Vor allem seit dem Überfall am 7. Oktober nehmen die Behörden immer mehr antisemitischen und antiisraelischen Hass und Hetze wahr. Das BKA registrierte bereits mehr als 3500 Straftaten, die mit dem Angriff zusammenhängen. Rund 500 stuft das BKA als antisemitisch ein. Dies sei aber nur ein Zwischenstand, es sei mit höheren Zahlen zu rechnen, denn der Hintergrund vieler Straftaten lasse sich erst zeitversetzt klären.

Klar ist aber bereits: Sachbeschädigungen spielten bei den Straftaten mit etwa 30 Prozent eine herausragende Rolle, sagte Münch. Volksverhetzung mache etwa 15 Prozent aus und geschehe häufig auch online. "Die Zahl der Gewaltstraftaten liegt im mittleren dreistelligen Bereich. Auch das ist hoch", sagte Münch weiter. Der Schwerpunkt liege hier auf Widerstandsdelikten im Zusammenhang mit propalästinensischen Veranstaltungen vor allem in Berlin.

"Das Eskalationspotenzial ist groß."

Auch Münch sieht das Risiko, dass sich der Konflikt noch stärker auf Deutschland auswirken könnte. "Das Eskalationspotenzial ist groß", sagte der BKA-Präsident. Zwar gebe es keine Hinweise auf konkrete Bedrohungen etwa von jüdischen und israelischen Einrichtungen. Die generelle Gefährdungslage sei aber hoch.

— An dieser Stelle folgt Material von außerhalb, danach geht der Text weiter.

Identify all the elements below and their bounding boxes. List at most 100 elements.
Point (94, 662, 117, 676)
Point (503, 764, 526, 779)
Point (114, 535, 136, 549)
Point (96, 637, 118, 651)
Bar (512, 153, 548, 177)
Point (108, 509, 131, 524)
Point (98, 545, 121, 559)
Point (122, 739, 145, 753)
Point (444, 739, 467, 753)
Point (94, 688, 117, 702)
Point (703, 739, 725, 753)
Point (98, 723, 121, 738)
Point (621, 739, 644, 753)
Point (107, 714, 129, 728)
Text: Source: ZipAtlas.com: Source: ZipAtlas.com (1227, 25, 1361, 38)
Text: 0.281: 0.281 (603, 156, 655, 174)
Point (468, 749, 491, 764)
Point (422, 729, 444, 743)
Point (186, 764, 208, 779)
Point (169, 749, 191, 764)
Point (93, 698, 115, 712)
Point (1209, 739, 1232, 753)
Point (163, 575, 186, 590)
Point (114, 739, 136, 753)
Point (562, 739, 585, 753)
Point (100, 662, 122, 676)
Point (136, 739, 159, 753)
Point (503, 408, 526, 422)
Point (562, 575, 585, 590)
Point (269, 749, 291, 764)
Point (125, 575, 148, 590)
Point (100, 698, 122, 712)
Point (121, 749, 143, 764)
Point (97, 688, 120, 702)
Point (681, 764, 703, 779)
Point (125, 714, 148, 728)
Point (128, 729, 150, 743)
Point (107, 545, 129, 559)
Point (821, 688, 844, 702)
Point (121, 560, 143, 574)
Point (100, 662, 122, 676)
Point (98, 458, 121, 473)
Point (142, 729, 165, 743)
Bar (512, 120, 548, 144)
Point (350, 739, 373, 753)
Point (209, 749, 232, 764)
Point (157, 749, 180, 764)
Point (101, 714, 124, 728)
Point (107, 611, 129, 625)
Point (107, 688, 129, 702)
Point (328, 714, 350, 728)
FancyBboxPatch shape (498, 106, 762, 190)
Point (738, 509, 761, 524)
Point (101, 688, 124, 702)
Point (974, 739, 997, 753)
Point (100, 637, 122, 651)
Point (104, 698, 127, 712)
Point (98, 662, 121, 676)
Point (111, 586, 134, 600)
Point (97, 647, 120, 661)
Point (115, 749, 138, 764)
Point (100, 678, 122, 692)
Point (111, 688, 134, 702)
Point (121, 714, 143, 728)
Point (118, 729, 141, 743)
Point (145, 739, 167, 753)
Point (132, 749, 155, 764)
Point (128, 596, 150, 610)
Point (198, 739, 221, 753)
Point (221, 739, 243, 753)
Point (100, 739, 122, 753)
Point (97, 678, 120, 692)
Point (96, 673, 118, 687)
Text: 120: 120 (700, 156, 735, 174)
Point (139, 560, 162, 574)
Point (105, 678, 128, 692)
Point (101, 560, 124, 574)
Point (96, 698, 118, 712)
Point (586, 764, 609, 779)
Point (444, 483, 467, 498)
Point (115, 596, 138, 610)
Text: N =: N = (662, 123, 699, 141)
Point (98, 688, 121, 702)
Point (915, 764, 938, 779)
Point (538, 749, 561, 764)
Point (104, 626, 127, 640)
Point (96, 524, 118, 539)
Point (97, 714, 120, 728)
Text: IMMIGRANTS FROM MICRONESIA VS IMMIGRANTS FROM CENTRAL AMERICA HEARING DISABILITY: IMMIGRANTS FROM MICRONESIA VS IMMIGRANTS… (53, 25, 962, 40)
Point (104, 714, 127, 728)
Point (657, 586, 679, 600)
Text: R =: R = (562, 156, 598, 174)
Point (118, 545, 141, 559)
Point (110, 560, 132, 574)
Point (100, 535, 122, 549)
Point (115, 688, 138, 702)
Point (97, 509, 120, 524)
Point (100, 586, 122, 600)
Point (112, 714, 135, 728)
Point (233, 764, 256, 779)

Das gilt auch für die Zahl der islamistischen Gefährder in Deutschland. Der BKA-Präsident sprach am Montag von knapp 500 Personen. Allerdings sind knapp 100 davon inhaftiert, rund 180 halten sich im Ausland auf. Als Gefährder gelten Personen, von denen Sicherheitsbehörden glauben, dass sie Straftaten von erheblicher Bedeutung bis hin zum Anschlag verüben könnten. Laut BKA gibt es derzeit zudem etwa 70 rechtsextremistische Gefährder, hinzu kommen Gefährder aus weiteren Kategorien.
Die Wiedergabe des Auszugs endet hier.